The Ontario Construction Secretariat (OCS) recently polled 200 general and trade contractors in the province’s ICI sector on the impact of the coronavirus on their business.
Some of the findings were startling.
About half of the contractors indicated that most or all of their work had stopped.
“That’s pretty substantial,” Katherine Jacobs, director of research at the OCS, told the Daily Commercial News recently.
The poll was done after the provincial government shut down construction deemed non-essential in early April, but Jacobs says the OCS still didn’t anticipate so many businesses facing trouble.
Also concerning from the poll is that contractors saw revenues drop by 42 per cent from this time last year and more than half of the contractors expected they would need government assistance to get by.
“We knew it (COVID-19) impacted them but the depth of it was a little surprising for me,” she adds.
Jacobs says a positive takeaway from the poll was that the contractors’ top concern, “over and above losing money or going out of business,” was the health and safety of their workers.
“And they took significant actions to deal with that,” she says.
For example, a number of contractors have improved sanitation standards by updating washroom facilities and are paying close attention to cleanliness throughout their construction sites.
“It’s a big positive and something we will explore in further ways,” Jacobs explains.
“Going forward is this (sanitation) going to be a permanent change in the industry?”
She points out the building trades have had discussions with various provincial ministries to help address safety and sanitation issues on worksites with both contractors and subcontractors.
Other prominent concerns for contractors polled were fears of a global recession, workforce productivity, supply chain disruptions, business solvency and meeting contractual deadlines.
Of the 200 contractors surveyed, 64 per cent indicated their work had stopped and 65 per cent expected coming work delays.
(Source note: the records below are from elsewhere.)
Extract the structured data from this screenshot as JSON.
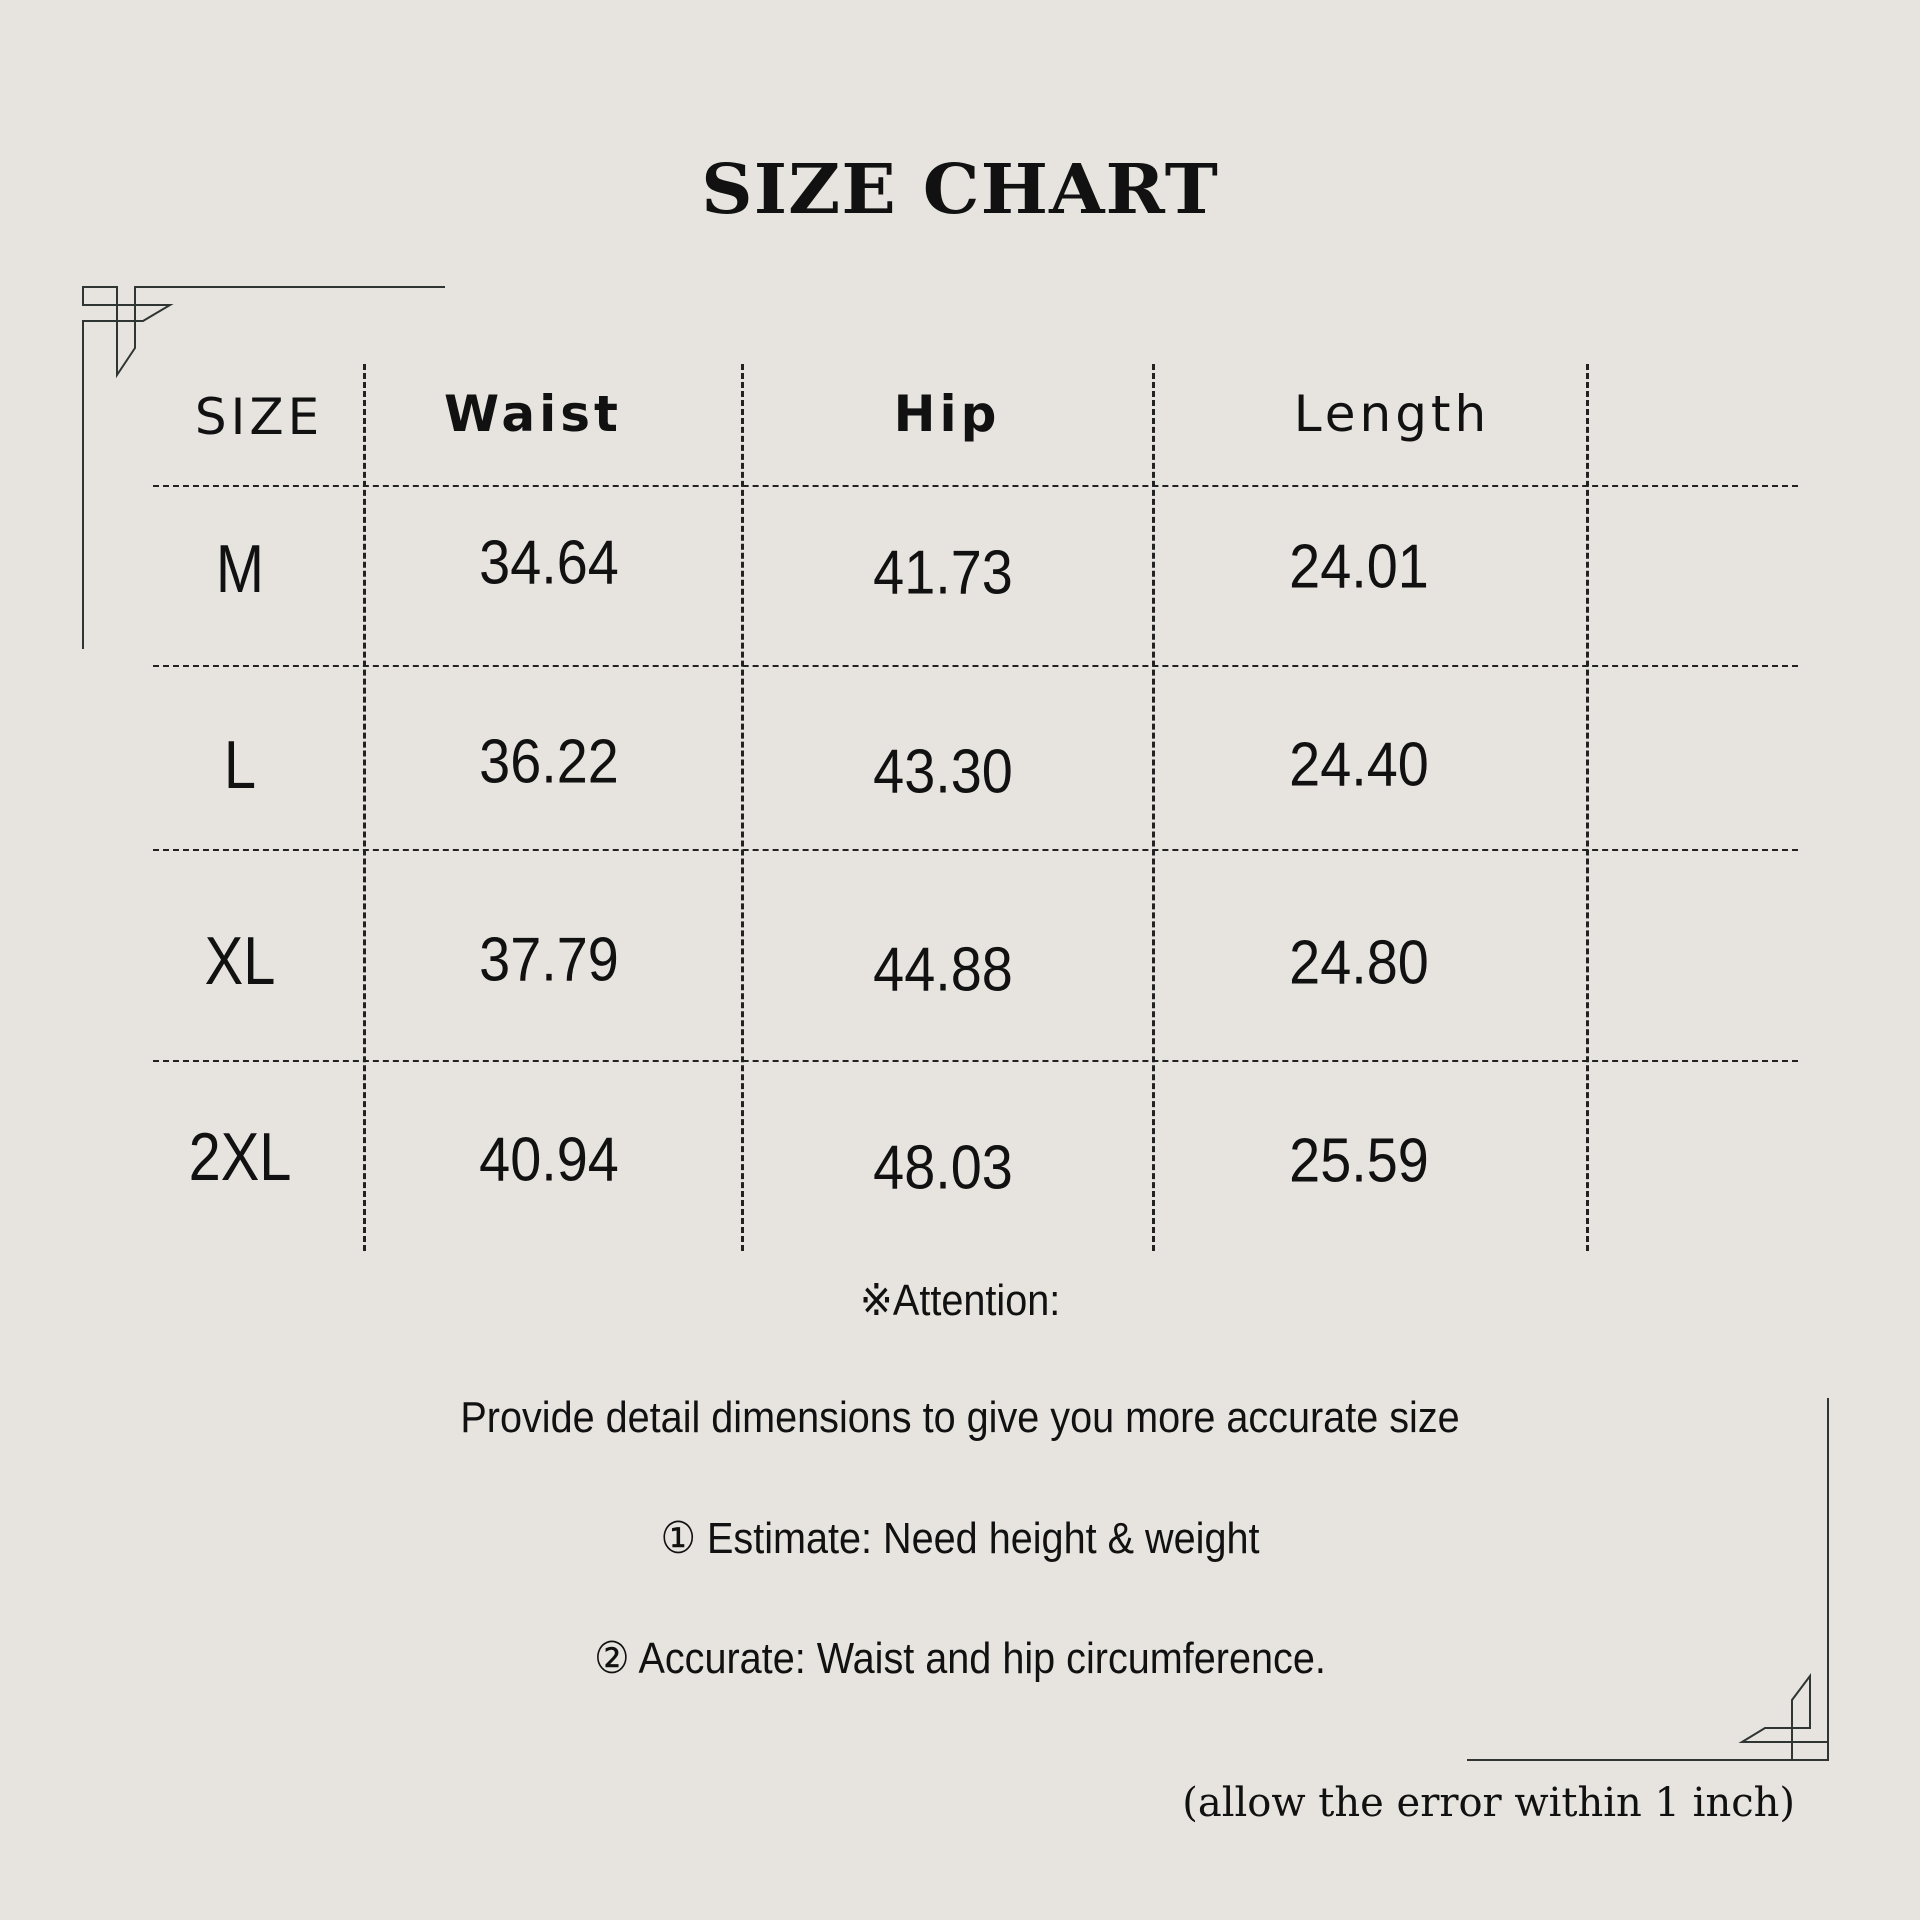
{
  "title": "SIZE CHART",
  "table": {
    "headers": [
      "SIZE",
      "Waist",
      "Hip",
      "Length"
    ],
    "rows": [
      {
        "size": "M",
        "waist": "34.64",
        "hip": "41.73",
        "length": "24.01"
      },
      {
        "size": "L",
        "waist": "36.22",
        "hip": "43.30",
        "length": "24.40"
      },
      {
        "size": "XL",
        "waist": "37.79",
        "hip": "44.88",
        "length": "24.80"
      },
      {
        "size": "2XL",
        "waist": "40.94",
        "hip": "48.03",
        "length": "25.59"
      }
    ]
  },
  "notes": {
    "attention": "※Attention:",
    "line1": "Provide detail dimensions to give you more accurate size",
    "line2": "① Estimate: Need height & weight",
    "line3": "② Accurate: Waist and hip circumference.",
    "allow": "(allow the error within 1 inch)"
  },
  "colors": {
    "background": "#e7e4e0",
    "text": "#111111",
    "ornament": "#2e3532"
  }
}
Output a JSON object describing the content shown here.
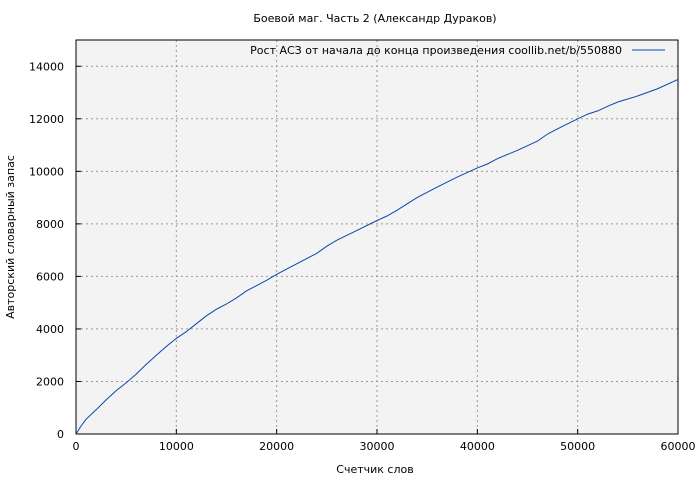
{
  "chart_data": {
    "type": "line",
    "title": "Боевой маг. Часть 2 (Александр Дураков)",
    "xlabel": "Счетчик слов",
    "ylabel": "Авторский словарный запас",
    "xlim": [
      0,
      60000
    ],
    "ylim": [
      0,
      15000
    ],
    "xticks": [
      0,
      10000,
      20000,
      30000,
      40000,
      50000,
      60000
    ],
    "yticks": [
      0,
      2000,
      4000,
      6000,
      8000,
      10000,
      12000,
      14000
    ],
    "grid": true,
    "legend_position": "top-right",
    "colors": {
      "line": "#0a47b0",
      "plot_bg": "#f3f3f3",
      "grid": "#999999"
    },
    "series": [
      {
        "name": "Рост АСЗ от начала до конца произведения coollib.net/b/550880",
        "x": [
          0,
          500,
          1000,
          2000,
          3000,
          4000,
          5000,
          6000,
          7000,
          8000,
          9000,
          10000,
          11000,
          12000,
          13000,
          14000,
          15000,
          16000,
          17000,
          18000,
          19000,
          20000,
          22000,
          24000,
          25000,
          26000,
          28000,
          30000,
          31000,
          32000,
          34000,
          36000,
          38000,
          40000,
          41000,
          42000,
          44000,
          46000,
          47000,
          48000,
          50000,
          51000,
          52000,
          53000,
          54000,
          56000,
          58000,
          60000
        ],
        "y": [
          0,
          300,
          560,
          920,
          1300,
          1650,
          1950,
          2280,
          2650,
          3000,
          3330,
          3640,
          3900,
          4200,
          4500,
          4750,
          4950,
          5180,
          5450,
          5650,
          5850,
          6080,
          6480,
          6880,
          7150,
          7380,
          7750,
          8130,
          8300,
          8520,
          9000,
          9400,
          9780,
          10130,
          10280,
          10480,
          10800,
          11150,
          11420,
          11620,
          12000,
          12180,
          12300,
          12480,
          12640,
          12870,
          13150,
          13500
        ]
      }
    ]
  }
}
Another 63 per cent saw a medium to high impact on supply chains.
About three-quarters of the contractors laid off construction site workers, while 42 per cent laid off office staff, according to the poll.
More than half of the 200 firms had applied for government assistance and 30 per cent had taken out loans as a result of the coronavirus economic disruption, the findings concluded, she says.
While 16 per cent of construction firms expected they would go out of business within three months if things didn’t improve, another 28 per cent feared losing their businesses within three to six months if government restrictions on construction remained in place.
The poll was done prior to the province’s announcement to allow some businesses, including some construction companies, to reopen in early May, says Jacobs.
She states 63 per cent of the contractors agreed with the province’s decision to initially shut down parts of the construction industry in April; only 22 per cent disagreed.
Asked about the most common actions to lower risk of the virus’s spread on worksites, 88 per cent of the contractors indicated a need for more frequent hand washing. Other priorities were more hand sanitizer and hand-washing stations on worksites and the establishment of complaint procedures for workers concerned about unsanitary conditions.
Jacobs says the OCS might do additional “waves” of the survey.
“We are hopeful that it provides information to our stakeholders which they can either use if they lobby government or to benchmark how they are doing with respect to their colleagues and other businesses,” she says.
The secretariat does an annual survey published in March which polls 500 ICI contractors across the province on the state of the economy.